Kulisy nielegalnych działań prowadzonych na polecenie Marcina P., oficera wrocławskiej delegatury ABW, zaprezentowaliśmy w lutym we wspólnym śledztwie Onetu i "Superwizjera". Ujawniliśmy wówczas, że doszło do inwigilacji prezydenta Lubina Roberta Raczyńskiego i jego bliskiego współpracownika z lubińskiego magistratu, Andrzeja Pudełki. Akcja prowadzona za rządów PiS nosiła kryptonim "Lizbona". Była prowadzona nieformalnie, bez nadzoru prokuratury oraz sądu.

Operacja "Lizbona". Ważny polityk, wielkie pieniądze i ludzie premiera

Jak podały wcześniej nasze źródła, w 2022 roku funkcjonariusze ABW przechwycili idącą w setki stron domniemaną korespondencję prowadzoną na popularnym komunikatorze przez Raczyńskiego i jego zaufanego współpracownika. Raczyński to wpływowy, wieloletni prezydent Lubina, lider Bezpartyjnych Samorządowców i ówczesny koalicjant PiS w sejmiku dolnośląskim.

Ze stenogramów wynikało, że Raczyński oraz czołowi politycy PiS z otoczenia samego premiera Mateusza Morawieckiego mają sporo grzechów na sumieniu. Mieliby czerpać zyski z zatruwania środowiska i zakopywania śmieci na Dolnym Śląsku. W obszernych rozmowach Raczyńskiego i jego współpracownika Andrzeja Pudełki miały pojawiać się także dotyczące ich wątki obyczajowe, czyli potencjalny materiał do ich szantażowania.
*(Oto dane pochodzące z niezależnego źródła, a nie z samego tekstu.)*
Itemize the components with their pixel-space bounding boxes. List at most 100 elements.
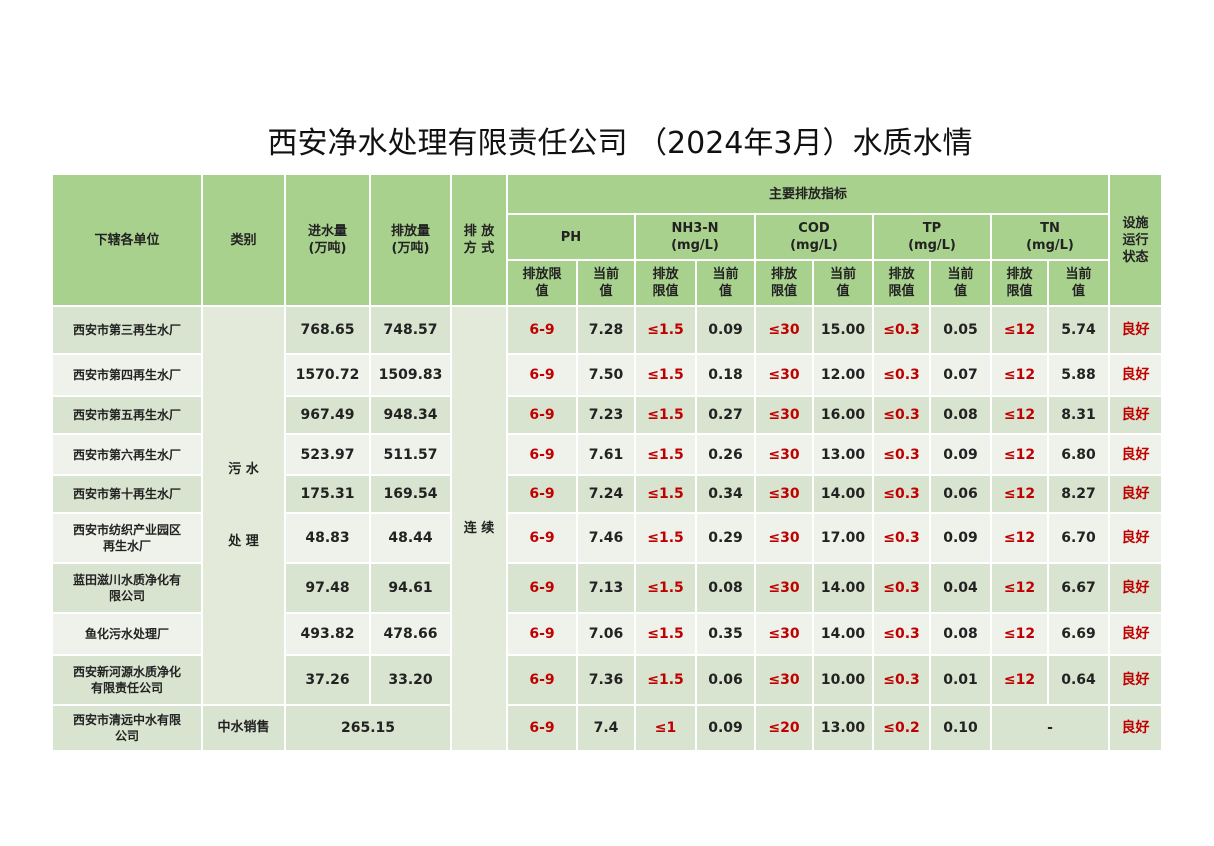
cod-cell: 17.00 [812, 512, 874, 564]
unit-name: 西安市第十再生水厂 [51, 474, 203, 514]
tp-cell: 0.09 [929, 433, 992, 476]
tn-lim-cell: ≤12 [990, 512, 1049, 564]
cod-cell: 13.00 [812, 704, 874, 752]
ph-cell: 7.4 [576, 704, 636, 752]
tn-lim-cell: ≤12 [990, 305, 1049, 355]
ph-cell: 7.13 [576, 562, 636, 614]
discharge-value: 94.61 [369, 562, 452, 614]
nh-lim-cell: ≤1.5 [634, 305, 697, 355]
unit-name: 西安市清远中水有限 公司 [51, 704, 203, 752]
cod-lim-cell: ≤30 [754, 305, 814, 355]
ph-lim-cell: 6-9 [506, 512, 578, 564]
cod-lim-cell: ≤30 [754, 395, 814, 435]
ph-lim-cell: 6-9 [506, 395, 578, 435]
header-inflow: 进水量 (万吨) [284, 173, 371, 307]
nh-lim-cell: ≤1.5 [634, 612, 697, 656]
cod-cell: 10.00 [812, 654, 874, 706]
ph-cell: 7.28 [576, 305, 636, 355]
discharge-value: 478.66 [369, 612, 452, 656]
tp-lim-cell: ≤0.3 [872, 305, 931, 355]
tp-lim-cell: ≤0.3 [872, 562, 931, 614]
cod-lim-cell: ≤30 [754, 562, 814, 614]
tp-lim-cell: ≤0.3 [872, 433, 931, 476]
inflow-value: 493.82 [284, 612, 371, 656]
ph-lim-cell: 6-9 [506, 353, 578, 397]
tn-lim-cell: ≤12 [990, 612, 1049, 656]
header-tp-limit: 排放 限值 [872, 259, 931, 307]
tn-lim-cell: ≤12 [990, 433, 1049, 476]
status-value: 良好 [1108, 704, 1164, 752]
inflow-value: 523.97 [284, 433, 371, 476]
header-nh3n-limit: 排放 限值 [634, 259, 697, 307]
inflow-value: 37.26 [284, 654, 371, 706]
tn-cell: 0.64 [1046, 654, 1111, 706]
cod-lim-cell: ≤30 [754, 654, 814, 706]
unit-name: 西安市纺织产业园区 再生水厂 [51, 512, 203, 564]
nh-cell: 0.34 [695, 474, 756, 514]
nh-lim-cell: ≤1.5 [634, 395, 697, 435]
cod-lim-cell: ≤20 [754, 704, 814, 752]
status-value: 良好 [1108, 353, 1164, 397]
cod-cell: 14.00 [812, 562, 874, 614]
tn-lim-cell: ≤12 [990, 654, 1049, 706]
header-ph-current: 当前 值 [576, 259, 636, 307]
unit-name: 西安市第三再生水厂 [51, 305, 203, 355]
ph-lim-cell: 6-9 [506, 612, 578, 656]
ph-cell: 7.23 [576, 395, 636, 435]
nh-lim-cell: ≤1.5 [634, 353, 697, 397]
status-value: 良好 [1108, 612, 1164, 656]
nh-lim-cell: ≤1.5 [634, 474, 697, 514]
unit-name: 西安市第五再生水厂 [51, 395, 203, 435]
cod-lim-cell: ≤30 [754, 612, 814, 656]
status-value: 良好 [1108, 395, 1164, 435]
ph-lim-cell: 6-9 [506, 433, 578, 476]
status-value: 良好 [1108, 654, 1164, 706]
tn-cell: 8.27 [1046, 474, 1111, 514]
cod-cell: 16.00 [812, 395, 874, 435]
header-tn-current: 当前 值 [1046, 259, 1111, 307]
status-value: 良好 [1108, 433, 1164, 476]
tn-lim-cell: ≤12 [990, 562, 1049, 614]
unit-name: 西安市第六再生水厂 [51, 433, 203, 476]
ph-lim-cell: 6-9 [506, 305, 578, 355]
inflow-value: 97.48 [284, 562, 371, 614]
status-value: 良好 [1108, 562, 1164, 614]
header-status: 设施 运行 状态 [1108, 173, 1164, 307]
tp-lim-cell: ≤0.3 [872, 612, 931, 656]
discharge-mode: 连 续 [450, 305, 508, 752]
ph-lim-cell: 6-9 [506, 654, 578, 706]
nh-cell: 0.26 [695, 433, 756, 476]
nh-lim-cell: ≤1 [634, 704, 697, 752]
tp-lim-cell: ≤0.3 [872, 654, 931, 706]
tp-lim-cell: ≤0.3 [872, 474, 931, 514]
nh-lim-cell: ≤1.5 [634, 433, 697, 476]
status-value: 良好 [1108, 512, 1164, 564]
nh-cell: 0.35 [695, 612, 756, 656]
header-discharge: 排放量 (万吨) [369, 173, 452, 307]
cod-cell: 14.00 [812, 612, 874, 656]
category-reclaimed: 中水销售 [201, 704, 286, 752]
ph-lim-cell: 6-9 [506, 474, 578, 514]
status-value: 良好 [1108, 474, 1164, 514]
water-quality-table: 下辖各单位 类别 进水量 (万吨) 排放量 (万吨) 排 放 方 式 主要排放指… [51, 173, 1164, 752]
ph-cell: 7.06 [576, 612, 636, 656]
nh-cell: 0.27 [695, 395, 756, 435]
nh-lim-cell: ≤1.5 [634, 654, 697, 706]
inflow-value: 48.83 [284, 512, 371, 564]
page-title: 西安净水处理有限责任公司 （2024年3月）水质水情 [267, 126, 973, 161]
tn-lim-cell: ≤12 [990, 395, 1049, 435]
ph-cell: 7.36 [576, 654, 636, 706]
nh-cell: 0.29 [695, 512, 756, 564]
ph-cell: 7.61 [576, 433, 636, 476]
ph-cell: 7.50 [576, 353, 636, 397]
tp-cell: 0.08 [929, 612, 992, 656]
cod-cell: 14.00 [812, 474, 874, 514]
tn-cell: 6.67 [1046, 562, 1111, 614]
tn-cell: - [989, 704, 1111, 752]
nh-lim-cell: ≤1.5 [634, 562, 697, 614]
discharge-value: 748.57 [369, 305, 452, 355]
inflow-value: 768.65 [284, 305, 371, 355]
header-nh3n-current: 当前 值 [695, 259, 756, 307]
discharge-value: 33.20 [369, 654, 452, 706]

Bulwersujące treści z domniemanych rozmów Raczyńskiego i Pudełki przez kilkanaście miesięcy nie trafiały do żadnej prokuratury. Jak przekonywały nasze źródła, pracownikom służb miało chodzić nie o sprawiedliwość, lecz o zdobycie kompromitujących materiałów na polityków i biznesmenów z Dolnego Śląska. Po to, by móc ich szantażować, wpływać na ich decyzje oraz czerpać zyski z nielegalnej akcji.

Prezydent Raczyński milczy, a teraz kontratakuje

Co ważne, choć od początku 2023 roku sprawa zagadkowych stenogramów była na Dolnym Śląsku tajemnicą poliszynela - ich fragmenty trafiły na skrzynki e-mailowe wielu osób - to Raczyński milczał. Nie zawiadomił prokuratury, że miałby stać się celem nielegalnej inwigilacji lub szantażu. Nie alarmował, że ktoś rozsyła po Dolnym Śląsku materiały na jego temat.

W tym czasie polityk publicznie snuł za to wizje, że jego ugrupowanie (Bezpartyjni Samorządowcy) po wyborach z października 2023 roku może stworzyć nowy rząd z PiS lub PO.

Raczyński: przeprowadziliśmy tysiące rozmów, udało się zebrać ponad 300 tysięcy podpisów
Raczyński: przeprowadziliśmy tysiące rozmów, udało się zebrać ponad 300 tysięcy podpisówTVN24

Dodajmy, że krótko przed wyborami parlamentarnymi z jesieni 2023 roku o stenogramy zapytał go dziennikarz TVN. Prezydent Lubina przekonywał wówczas, że uderzające w niego materiały są fikcją i dlatego postanowił nie informować o nich organów ścigania.

Wkrótce po tej rozmowie, tuż przed ciszą wyborczą, jesienią 2023 roku Robert Raczyński wycofał się z kandydowania do Sejmu.

Tłumaczył to kłopotami ze zdrowiem.

ZOBACZ REPORTAŻ "SUPERWIZJERA" O SPRAWIE OPERACJI "LIZBONA" >>>

4 listopada 2024 roku - a więc prawie dziewięć miesięcy po ujawnieniu przez nas kulis operacji "Lizbona" - prezydent Lubina Robert Raczyński nieoczekiwanie zwołał w Warszawie konferencję prasową. Do stolicy przejechał z Lubina prawie 400 km, by wygłosić oświadczenie o tym, że stenogramy jego rozmów to wytwór sztucznej inteligencji, ABW go nie inwigilowała, a ponadto, by poinformować, że pozywa dziennikarzy Onetu i "Superwizjera".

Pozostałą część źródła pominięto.